Kevin McClatchy, who for almost a dozen years was the owner and CEO of the Pittsburgh Pirates, has just come out as gay, and says that frequent homophobic language in the world of baseball convinced him to stay in the closet. When he and a team of investors bought the Pirates in 1996, McClatchy, who is now CEO of The McClatchy Company, the newspaper business his family owns, he was the youngest owner in the history of baseball, just 33 years old. Ironically, McClatchy credits a staffer from Rick Santorum’s senate office for introducing him to his partner of four years.

McClatchy seems to have reached out to one of the New York Times’ top op-ed writers, Frank Bruni, who is also gay, to tell his story. In a Sunday Times opinion piece, and a related blog post, Bruni explains that McClatchy, who is still involved in the baseball world, hopes his coming out will “start a dialogue” in baseball, and says “with everybody, there’s a time that feels right,” to come out, “and for me this was a time.”

My hope is that it’s going to be able to help younger kids that want to get into professional sports and feel there are still great barriers. But I think, more important than that, it needs to create a dialogue about major league sports and sort of the void obviously that exists . . . Things have changed in a positive way, but there’s still a lot more change to go. So I’m speaking up. And I’m sure people will criticize me because I came out later, and I should have come out while I was in baseball and in the thick of it. But you don’t understand what it’s like in somebody’s else’s footsteps. You don’t understand the pressures that they’re facing at that point.

“Way too dangerous” is the reason McClatchy gives for never going to a gay bar in Pittsburgh:

I never went to—I never have been to a gay bar in Pittsburgh. Once, when I was in London, I went to a gay bar, and somebody said they saw me.
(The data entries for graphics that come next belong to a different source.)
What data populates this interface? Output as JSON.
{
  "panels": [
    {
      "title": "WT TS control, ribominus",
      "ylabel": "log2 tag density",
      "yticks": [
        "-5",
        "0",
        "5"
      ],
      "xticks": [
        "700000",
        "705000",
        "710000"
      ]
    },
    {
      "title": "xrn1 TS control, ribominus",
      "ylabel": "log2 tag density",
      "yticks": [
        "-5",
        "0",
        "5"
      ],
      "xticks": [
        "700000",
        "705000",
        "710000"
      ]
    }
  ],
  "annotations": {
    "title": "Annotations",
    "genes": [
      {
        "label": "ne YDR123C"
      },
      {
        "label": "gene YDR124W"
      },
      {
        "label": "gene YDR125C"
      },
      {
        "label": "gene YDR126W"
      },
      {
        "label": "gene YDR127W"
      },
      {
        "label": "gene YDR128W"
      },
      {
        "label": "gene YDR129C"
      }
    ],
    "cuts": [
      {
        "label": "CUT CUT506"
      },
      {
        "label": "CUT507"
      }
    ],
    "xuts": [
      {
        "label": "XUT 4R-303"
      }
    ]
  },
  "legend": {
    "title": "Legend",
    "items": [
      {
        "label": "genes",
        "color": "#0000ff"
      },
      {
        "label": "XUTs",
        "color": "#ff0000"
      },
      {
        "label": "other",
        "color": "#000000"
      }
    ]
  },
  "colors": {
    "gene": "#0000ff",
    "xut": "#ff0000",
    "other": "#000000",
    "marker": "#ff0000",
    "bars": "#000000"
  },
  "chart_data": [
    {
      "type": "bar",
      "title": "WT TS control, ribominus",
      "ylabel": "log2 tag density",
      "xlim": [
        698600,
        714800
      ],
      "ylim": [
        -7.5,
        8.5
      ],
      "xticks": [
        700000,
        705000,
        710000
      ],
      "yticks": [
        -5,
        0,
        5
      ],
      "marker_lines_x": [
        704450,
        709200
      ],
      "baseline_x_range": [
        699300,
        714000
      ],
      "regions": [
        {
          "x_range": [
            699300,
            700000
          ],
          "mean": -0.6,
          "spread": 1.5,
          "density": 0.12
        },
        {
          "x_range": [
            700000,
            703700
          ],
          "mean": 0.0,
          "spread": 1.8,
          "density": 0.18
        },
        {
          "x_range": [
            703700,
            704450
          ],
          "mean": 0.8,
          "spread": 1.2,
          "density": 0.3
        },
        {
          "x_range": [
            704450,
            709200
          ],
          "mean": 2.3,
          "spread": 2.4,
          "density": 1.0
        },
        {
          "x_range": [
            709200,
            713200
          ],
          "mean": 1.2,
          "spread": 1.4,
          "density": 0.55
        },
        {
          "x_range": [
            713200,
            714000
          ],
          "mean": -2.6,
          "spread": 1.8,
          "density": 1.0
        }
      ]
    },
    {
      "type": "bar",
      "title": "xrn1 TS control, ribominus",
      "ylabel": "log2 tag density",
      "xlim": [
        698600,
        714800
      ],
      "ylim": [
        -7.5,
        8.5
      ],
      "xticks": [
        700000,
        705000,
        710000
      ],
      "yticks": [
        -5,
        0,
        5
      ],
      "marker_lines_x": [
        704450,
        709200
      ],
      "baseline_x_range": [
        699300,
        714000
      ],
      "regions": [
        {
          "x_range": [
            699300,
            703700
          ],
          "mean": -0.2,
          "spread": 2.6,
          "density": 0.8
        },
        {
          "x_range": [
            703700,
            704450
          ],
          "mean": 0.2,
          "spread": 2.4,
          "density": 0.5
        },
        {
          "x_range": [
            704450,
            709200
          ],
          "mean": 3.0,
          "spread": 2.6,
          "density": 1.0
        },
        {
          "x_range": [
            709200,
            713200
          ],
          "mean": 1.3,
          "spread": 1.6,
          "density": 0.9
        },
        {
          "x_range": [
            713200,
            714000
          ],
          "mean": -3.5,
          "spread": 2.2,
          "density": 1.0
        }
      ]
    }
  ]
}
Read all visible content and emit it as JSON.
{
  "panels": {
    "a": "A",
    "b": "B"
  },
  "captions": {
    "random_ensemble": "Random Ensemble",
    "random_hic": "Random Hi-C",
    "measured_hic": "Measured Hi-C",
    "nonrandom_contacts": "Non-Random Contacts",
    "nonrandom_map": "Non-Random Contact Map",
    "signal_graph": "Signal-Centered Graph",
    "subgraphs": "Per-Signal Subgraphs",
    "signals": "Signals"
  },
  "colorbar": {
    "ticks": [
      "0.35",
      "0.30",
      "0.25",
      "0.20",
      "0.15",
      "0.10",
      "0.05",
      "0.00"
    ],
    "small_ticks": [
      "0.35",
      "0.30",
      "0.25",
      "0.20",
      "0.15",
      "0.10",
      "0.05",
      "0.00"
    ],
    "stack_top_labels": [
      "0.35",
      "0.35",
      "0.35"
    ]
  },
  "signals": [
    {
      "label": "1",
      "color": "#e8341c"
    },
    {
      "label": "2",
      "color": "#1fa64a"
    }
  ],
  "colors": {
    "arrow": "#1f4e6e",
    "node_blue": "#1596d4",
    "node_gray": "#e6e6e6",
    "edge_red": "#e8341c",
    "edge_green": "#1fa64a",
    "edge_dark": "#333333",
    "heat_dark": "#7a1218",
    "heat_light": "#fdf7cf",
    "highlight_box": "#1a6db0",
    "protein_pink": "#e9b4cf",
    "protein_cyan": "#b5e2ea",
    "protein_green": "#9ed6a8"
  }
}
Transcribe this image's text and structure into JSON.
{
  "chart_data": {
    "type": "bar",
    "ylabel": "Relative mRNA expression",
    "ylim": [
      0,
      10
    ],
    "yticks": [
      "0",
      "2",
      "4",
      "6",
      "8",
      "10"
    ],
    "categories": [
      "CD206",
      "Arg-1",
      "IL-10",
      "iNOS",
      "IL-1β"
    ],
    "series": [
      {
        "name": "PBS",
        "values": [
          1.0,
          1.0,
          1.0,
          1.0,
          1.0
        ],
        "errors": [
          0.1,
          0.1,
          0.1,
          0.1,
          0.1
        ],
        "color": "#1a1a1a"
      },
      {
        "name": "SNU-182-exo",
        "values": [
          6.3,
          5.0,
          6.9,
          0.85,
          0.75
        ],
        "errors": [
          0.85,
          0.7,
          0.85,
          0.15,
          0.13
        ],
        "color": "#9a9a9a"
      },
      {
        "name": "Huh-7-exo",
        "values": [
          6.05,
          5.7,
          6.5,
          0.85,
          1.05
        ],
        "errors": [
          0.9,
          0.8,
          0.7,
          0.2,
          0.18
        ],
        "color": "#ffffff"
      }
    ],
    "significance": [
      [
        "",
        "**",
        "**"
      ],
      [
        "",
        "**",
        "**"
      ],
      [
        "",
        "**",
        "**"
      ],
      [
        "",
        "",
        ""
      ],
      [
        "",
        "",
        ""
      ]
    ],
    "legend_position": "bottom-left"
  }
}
Somebody back in Pittsburgh?

I think it was on OutSports.com, on a bulletin board. I typed my name in once, and somebody said, ‘Yeah, I saw him at a gay bar in London.’ I was like: Wow, you really can’t go anywhere.

Sure enough:

Bruni also adds this:

McClatchy said, “I’m sure people will criticize me because I came out later, and I should have come out while I was in baseball and in the thick of it.”

And:

He once did some arithmetic. Over the last four decades, he said: “Tens of thousands of people have played either professional minor league baseball or major league baseball. Not one has come out and said that they’re gay while they’re playing.” Nor has any active player in the principal leagues of football, basketball or hockey, America’s three other major professional sports. That silence is a sobering, crucial reminder that for all the recent progress toward same-sex marriage and all the gay and lesbian characters popping up on television, there remains, in some quarters, a powerful stigma attached to homosexuality.

McClatchy, 49, said that his took a toll. “I think I was more paranoid, for sure, about people,” he said. “And suspicious, definitely. And angry.” His serious romantic relationships with men were few and strained until he left sports, and his partner of the last four years, Jack Basilone, who shares his home here, told me that McClatchy remains guarded, wary.

“He’s like when you go to Pottery Barn and get the floor model — they have some nicks and scrapes,” joked Basilone, 31. For their contentment they have Rick Santorum, the former senator from Pennsylvania, to thank. They were fixed up by someone who worked for Santorum and whom McClatchy first got to know through his professional interactions, when he owned the Pirates, with Santorum’s Senate office.

Finally, it can be said Rick Santorum did something for the LGBT community.